Após encolher no ano passado em meio aos efeitos da pandemia na atividade econômica, o mercado de terrenos residenciais deve voltar a crescer este ano sustentado pela mudança de hábitos da população.
No ano passado, o recuo nas vendas foi de 4% -, que fez o setor colocar o pé no freio dos lançamentos. Por outro lado, a combinação de aumento da demanda, sem aumento correspondente da oferta, fez com que o estoque de terrenos caísse bastante.
De 2018 para cá, o total de lotes disponíveis recuou à metade: de 125,4 mil para 67,4 mil. Só no ano passado, a queda foi de 33%, de acordo com a Aelo, associação das empresas de loteamento e desenvolvimento urbano. A alta na procura já começa a se refletir nos preços.

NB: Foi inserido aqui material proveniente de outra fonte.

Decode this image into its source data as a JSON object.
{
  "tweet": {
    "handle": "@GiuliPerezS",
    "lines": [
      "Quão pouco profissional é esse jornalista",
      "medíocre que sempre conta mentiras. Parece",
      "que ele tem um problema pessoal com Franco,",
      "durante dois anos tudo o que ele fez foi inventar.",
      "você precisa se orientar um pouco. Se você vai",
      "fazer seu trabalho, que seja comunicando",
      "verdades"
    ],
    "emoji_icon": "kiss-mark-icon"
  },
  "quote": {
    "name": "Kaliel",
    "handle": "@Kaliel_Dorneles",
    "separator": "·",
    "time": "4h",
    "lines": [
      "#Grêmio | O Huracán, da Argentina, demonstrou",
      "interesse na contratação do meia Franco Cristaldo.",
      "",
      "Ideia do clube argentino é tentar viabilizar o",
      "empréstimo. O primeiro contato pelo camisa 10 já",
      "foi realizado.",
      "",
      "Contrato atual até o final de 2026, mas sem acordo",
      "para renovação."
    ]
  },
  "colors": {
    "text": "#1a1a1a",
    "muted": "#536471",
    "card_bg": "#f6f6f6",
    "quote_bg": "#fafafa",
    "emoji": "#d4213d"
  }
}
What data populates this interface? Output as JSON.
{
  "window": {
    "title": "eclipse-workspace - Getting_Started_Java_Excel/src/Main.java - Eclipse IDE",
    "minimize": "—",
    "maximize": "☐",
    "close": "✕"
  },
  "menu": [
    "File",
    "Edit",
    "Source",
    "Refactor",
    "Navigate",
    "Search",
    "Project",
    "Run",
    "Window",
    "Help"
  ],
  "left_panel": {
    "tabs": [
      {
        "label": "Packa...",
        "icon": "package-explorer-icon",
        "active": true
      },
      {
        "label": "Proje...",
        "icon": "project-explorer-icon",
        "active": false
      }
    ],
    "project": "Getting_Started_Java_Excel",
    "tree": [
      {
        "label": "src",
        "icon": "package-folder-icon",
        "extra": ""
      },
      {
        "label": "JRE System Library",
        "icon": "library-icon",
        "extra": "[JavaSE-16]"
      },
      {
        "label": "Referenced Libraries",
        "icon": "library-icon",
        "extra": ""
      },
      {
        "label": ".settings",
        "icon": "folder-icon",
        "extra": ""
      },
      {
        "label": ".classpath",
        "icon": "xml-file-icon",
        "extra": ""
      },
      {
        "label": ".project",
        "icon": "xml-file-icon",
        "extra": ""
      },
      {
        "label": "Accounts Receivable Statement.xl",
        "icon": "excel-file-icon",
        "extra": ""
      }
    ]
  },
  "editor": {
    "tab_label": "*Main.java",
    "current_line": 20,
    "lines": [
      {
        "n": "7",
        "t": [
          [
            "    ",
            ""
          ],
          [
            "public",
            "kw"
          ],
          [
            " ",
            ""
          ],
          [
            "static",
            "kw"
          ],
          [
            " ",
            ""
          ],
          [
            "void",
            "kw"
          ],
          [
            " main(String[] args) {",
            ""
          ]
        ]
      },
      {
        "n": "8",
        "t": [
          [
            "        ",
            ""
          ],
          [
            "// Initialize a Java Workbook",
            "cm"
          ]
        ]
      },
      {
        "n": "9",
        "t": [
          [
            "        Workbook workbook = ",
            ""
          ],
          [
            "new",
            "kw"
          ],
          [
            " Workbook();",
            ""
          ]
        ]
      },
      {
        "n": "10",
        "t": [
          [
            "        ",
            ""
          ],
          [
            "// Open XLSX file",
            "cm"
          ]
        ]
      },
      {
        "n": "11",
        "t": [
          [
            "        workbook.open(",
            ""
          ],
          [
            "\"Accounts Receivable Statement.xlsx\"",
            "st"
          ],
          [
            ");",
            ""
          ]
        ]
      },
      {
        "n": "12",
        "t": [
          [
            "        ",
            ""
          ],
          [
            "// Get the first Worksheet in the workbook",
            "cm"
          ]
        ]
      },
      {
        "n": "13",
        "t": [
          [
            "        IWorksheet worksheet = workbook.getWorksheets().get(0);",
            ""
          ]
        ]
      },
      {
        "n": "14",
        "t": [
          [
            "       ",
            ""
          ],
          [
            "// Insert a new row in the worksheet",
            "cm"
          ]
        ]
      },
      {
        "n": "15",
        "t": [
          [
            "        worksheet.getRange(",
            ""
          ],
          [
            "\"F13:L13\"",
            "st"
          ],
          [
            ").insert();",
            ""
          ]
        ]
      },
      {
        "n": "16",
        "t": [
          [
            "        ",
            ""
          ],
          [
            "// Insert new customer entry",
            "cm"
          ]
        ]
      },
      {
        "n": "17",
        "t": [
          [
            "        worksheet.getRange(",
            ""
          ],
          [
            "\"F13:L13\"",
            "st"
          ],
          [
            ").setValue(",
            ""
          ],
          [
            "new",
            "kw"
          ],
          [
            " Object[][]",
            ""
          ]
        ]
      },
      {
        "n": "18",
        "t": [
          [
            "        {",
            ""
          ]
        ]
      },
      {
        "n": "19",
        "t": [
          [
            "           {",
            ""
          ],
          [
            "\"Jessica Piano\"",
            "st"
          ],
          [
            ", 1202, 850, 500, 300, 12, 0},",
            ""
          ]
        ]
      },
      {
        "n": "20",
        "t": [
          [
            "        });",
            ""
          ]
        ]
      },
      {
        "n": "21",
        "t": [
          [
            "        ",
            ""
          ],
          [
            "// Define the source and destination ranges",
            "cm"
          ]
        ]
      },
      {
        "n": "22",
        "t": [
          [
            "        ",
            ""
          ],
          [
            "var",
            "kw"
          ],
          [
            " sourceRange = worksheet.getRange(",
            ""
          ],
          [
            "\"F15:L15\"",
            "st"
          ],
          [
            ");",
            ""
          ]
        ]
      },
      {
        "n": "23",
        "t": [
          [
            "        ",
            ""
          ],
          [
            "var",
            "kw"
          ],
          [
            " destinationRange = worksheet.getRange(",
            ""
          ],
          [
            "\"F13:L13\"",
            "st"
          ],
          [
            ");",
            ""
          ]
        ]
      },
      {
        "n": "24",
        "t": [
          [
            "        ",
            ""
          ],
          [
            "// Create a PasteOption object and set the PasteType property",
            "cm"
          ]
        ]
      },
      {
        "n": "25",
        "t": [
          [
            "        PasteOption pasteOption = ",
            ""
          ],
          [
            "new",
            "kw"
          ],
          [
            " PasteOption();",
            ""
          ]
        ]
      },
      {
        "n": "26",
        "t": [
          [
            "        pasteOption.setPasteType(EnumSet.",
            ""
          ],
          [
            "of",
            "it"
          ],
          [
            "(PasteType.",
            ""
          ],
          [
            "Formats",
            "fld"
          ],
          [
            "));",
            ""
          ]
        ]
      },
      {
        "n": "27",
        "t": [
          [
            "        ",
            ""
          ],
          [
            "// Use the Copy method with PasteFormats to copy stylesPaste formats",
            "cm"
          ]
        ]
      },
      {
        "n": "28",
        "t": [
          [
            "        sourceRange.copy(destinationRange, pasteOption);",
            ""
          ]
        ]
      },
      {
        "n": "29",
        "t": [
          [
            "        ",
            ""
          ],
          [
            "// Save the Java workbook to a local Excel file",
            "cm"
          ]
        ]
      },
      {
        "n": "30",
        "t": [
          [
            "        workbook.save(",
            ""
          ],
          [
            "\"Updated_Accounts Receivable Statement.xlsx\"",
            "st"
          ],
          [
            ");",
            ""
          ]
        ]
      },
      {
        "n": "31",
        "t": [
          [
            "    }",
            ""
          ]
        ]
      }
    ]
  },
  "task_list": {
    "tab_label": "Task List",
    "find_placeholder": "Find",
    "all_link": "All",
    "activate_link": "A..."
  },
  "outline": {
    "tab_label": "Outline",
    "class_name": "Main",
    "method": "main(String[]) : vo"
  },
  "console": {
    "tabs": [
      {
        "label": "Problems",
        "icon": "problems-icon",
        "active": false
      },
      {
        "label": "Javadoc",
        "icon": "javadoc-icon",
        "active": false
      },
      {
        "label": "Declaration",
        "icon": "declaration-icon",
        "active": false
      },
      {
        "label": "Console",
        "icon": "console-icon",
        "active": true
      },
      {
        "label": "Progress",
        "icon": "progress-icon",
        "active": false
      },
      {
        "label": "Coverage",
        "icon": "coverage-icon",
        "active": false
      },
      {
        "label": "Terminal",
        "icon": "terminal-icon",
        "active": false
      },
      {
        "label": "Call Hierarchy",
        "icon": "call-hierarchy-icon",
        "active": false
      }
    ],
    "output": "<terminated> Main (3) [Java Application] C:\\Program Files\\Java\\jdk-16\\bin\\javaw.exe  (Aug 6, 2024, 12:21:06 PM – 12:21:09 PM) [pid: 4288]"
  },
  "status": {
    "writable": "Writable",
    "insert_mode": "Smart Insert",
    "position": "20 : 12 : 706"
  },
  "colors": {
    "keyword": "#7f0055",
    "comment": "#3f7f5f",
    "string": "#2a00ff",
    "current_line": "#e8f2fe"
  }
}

Tendência é de preços em alta e estabilidade em lançamentos
Se existe demanda e um estoque finito de determinado produto (ou serviço), o caminho natural é que a oferta suba para aproveitar o apetite dos consumidores, certo? No caso dos loteamentos residenciais, de acordo com a Aelo, associação que reúne as empresas do setor, há um empecilho: os altos custos de urbanização, que subiram 50%, atrapalham uma aceleração significativa dos lançamentos de condomínios pelo País.
A expectativa, por isso, é que os lançamentos permaneçam estáveis em 2021 na comparação com 2020.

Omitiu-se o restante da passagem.